Они пошли в городской парк, замыкающий Центральную улицу. Дальше город кончался, крутой берег обрывался над Белой, цветистые луга раскинулись на той стороне.
— Как у вас в корпусе? — вежливо спросил незнакомец.
— Кому как, — ответил Эразм.
— А вам? — уже более любопытно спросил тот.
— Мне вот как: в первый год был подвергнут наказаниям сто восемьдесят один раз. Ставили «на стойку» против воспитательского кабинета. Навытяжку, без движения на пятнадцать минут. Без обеда. В карцер.
— Батюшки мои, за что такие немилости?
— Один воспитатель, например, наказывал за «оскорбление взглядом».
— Это что?
Эразм притворно пожал плечами: не могу знать, сами судите.
— Да вы всмотритесь в него, — усмехнулась Инна. — Всмотритесь в этого кадета. Какой у него взгляд? Разве не опасный? Можно ли не засадить в карцер юношу с таким угрюмым, непонятным, вызывающим взглядом, таким…
Она сделала неопределённый жест в воздухе, она издевалась, ненавидела их корпусные порядки, калечившие и ломавшие юношей. Правда, её Эразм не таковский. Эразм не сломался, хотя его изо всех сил ломали. Сначала бунтовал против кадетских порядков. Потом нашёл другой, единственный путь. Она, Инна, помогала ему.
А я рабочий, — сказал незнакомец, — с Урала. Малышев.
И снова пожал руку Эразму. По-другому пожал, по-товарищески.
«Э-э! — смекнул кадет. — Значит, тросточка для отвода глаз».
Владимир Ильич и Надежда Константиновна тем временем прогуливались липовой аллеей городского парка. День был летний, яркий. В небе ходили белые облака. Ветерок шевелил ветви лип. Листья шелестели. Солнечные пятна, пробиваясь сквозь листья, качались под ногами на песчаной дорожке. Рябило в глазах от кружения солнечных пятен. Они медленно шли.
— Надо нам, Надюша, урвать свободный денёк да выбраться на лодке подальше, да с удочками, да уху бы сварить на бережку где-нибудь, а, Надюша? — сказал Владимир Ильич.
— Я не прочь, не откажусь от лодки и от ухи не откажусь.

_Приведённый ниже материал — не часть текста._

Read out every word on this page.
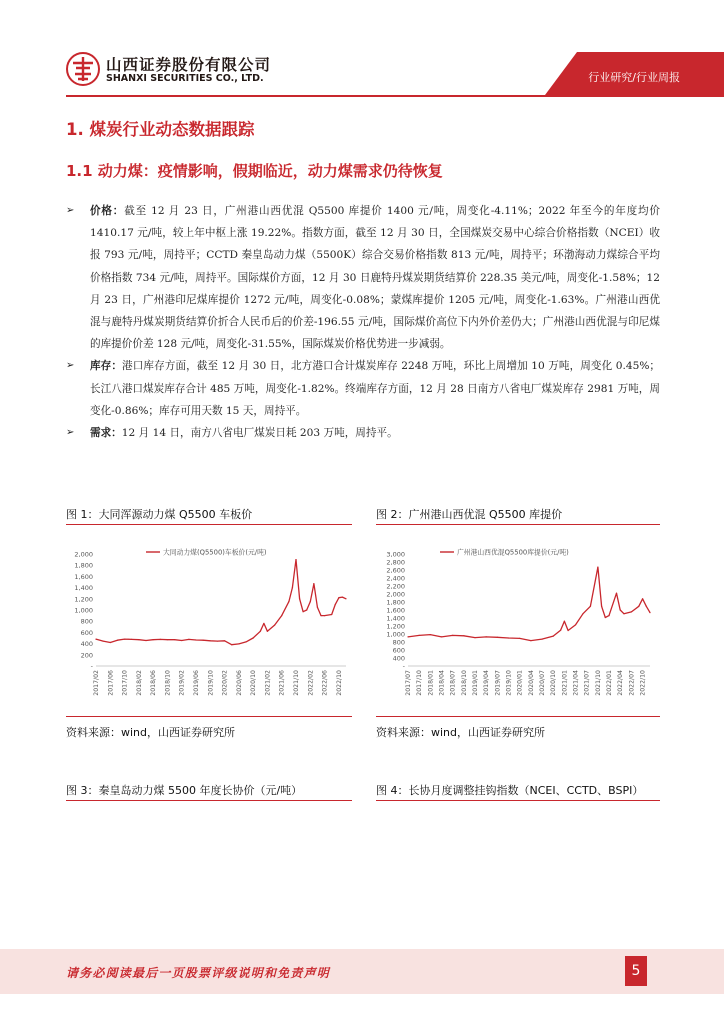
山西证券股份有限公司
SHANXI SECURITIES CO., LTD.	行业研究/行业周报
1. 煤炭行业动态数据跟踪
1.1 动力煤：疫情影响，假期临近，动力煤需求仍待恢复
➢ 价格：截至 12 月 23 日，广州港山西优混 Q5500 库提价 1400 元/吨，周变化-4.11%；2022 年至今的年度均价 1410.17 元/吨，较上年中枢上涨 19.22%。指数方面，截至 12 月 30 日，全国煤炭交易中心综合价格指数（NCEI）收报 793 元/吨，周持平；CCTD 秦皇岛动力煤（5500K）综合交易价格指数 813 元/吨，周持平；环渤海动力煤综合平均价格指数 734 元/吨，周持平。国际煤价方面，12 月 30 日鹿特丹煤炭期货结算价 228.35 美元/吨，周变化-1.58%；12 月 23 日，广州港印尼煤库提价 1272 元/吨，周变化-0.08%；蒙煤库提价 1205 元/吨，周变化-1.63%。广州港山西优混与鹿特丹煤炭期货结算价折合人民币后的价差-196.55 元/吨，国际煤价高位下内外价差仍大；广州港山西优混与印尼煤的库提价价差 128 元/吨，周变化-31.55%，国际煤炭价格优势进一步减弱。
➢ 库存：港口库存方面，截至 12 月 30 日，北方港口合计煤炭库存 2248 万吨，环比上周增加 10 万吨，周变化 0.45%；长江八港口煤炭库存合计 485 万吨，周变化-1.82%。终端库存方面，12 月 28 日南方八省电厂煤炭库存 2981 万吨，周变化-0.86%；库存可用天数 15 天，周持平。
➢ 需求：12 月 14 日，南方八省电厂煤炭日耗 203 万吨，周持平。
图 1：大同浑源动力煤 Q5500 车板价	图 2：广州港山西优混 Q5500 库提价
-
200
400
600
800
1,000
1,200
1,400
1,600
1,800
2,000
2017/02 2017/06 2017/10 2018/02 2018/06 2018/10 2019/02 2019/06 2019/10 2020/02 2020/06 2020/10 2021/02 2021/06 2021/10 2022/02 2022/06 2022/10
大同动力煤(Q5500)车板价(元/吨)
-
400
600
800
1,000
1,200
1,400
1,600
1,800
2,000
2,200
2,400
2,600
2,800
3,000
2017/07 2017/10 2018/01 2018/04 2018/07 2018/10 2019/01 2019/04 2019/07 2019/10 2020/01 2020/04 2020/07 2020/10 2021/01 2021/04 2021/07 2021/10 2022/01 2022/04 2022/07 2022/10
广州港山西优混Q5500库提价(元/吨)
资料来源：wind，山西证券研究所	资料来源：wind，山西证券研究所
图 3：秦皇岛动力煤 5500 年度长协价（元/吨）	图 4：长协月度调整挂钩指数（NCEI、CCTD、BSPI）
请务必阅读最后一页股票评级说明和免责声明	5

Мы с тобой далеко не все окрестности, Володя, облазили. Много чего вокруг Уфы я ещё не показала.
— А что мне про окрестности Цюрупа сказал! Знаешь ли, Надя, есть здесь на берегу Дёмы, знаменитой аксаковской Дёмы, деревня Ка-ра-я-ку-пово. Кумысолечебница там. Пейзаж чудесный, а что важнее пейзажа, есть там один любопытный человек. Студент из учительской семинарии, башкир. Нашего лагеря. Неплохо бы повидаться. Послать бы для разведки Юлдашбая к нему?.. А их нет и нет.
Владимир Ильич с беспокойством поглядел в даль аллеи, которой они медленно шли.
— Погоди, ещё три минуты осталось, Инна точна, как — не досказала Надежда Константиновна. — А вон и они!
В конце аллеи показались брат и сестра Кадомцевы и тот человек, видеть которого Владимиру Ильичу крайне было необходимо и важно.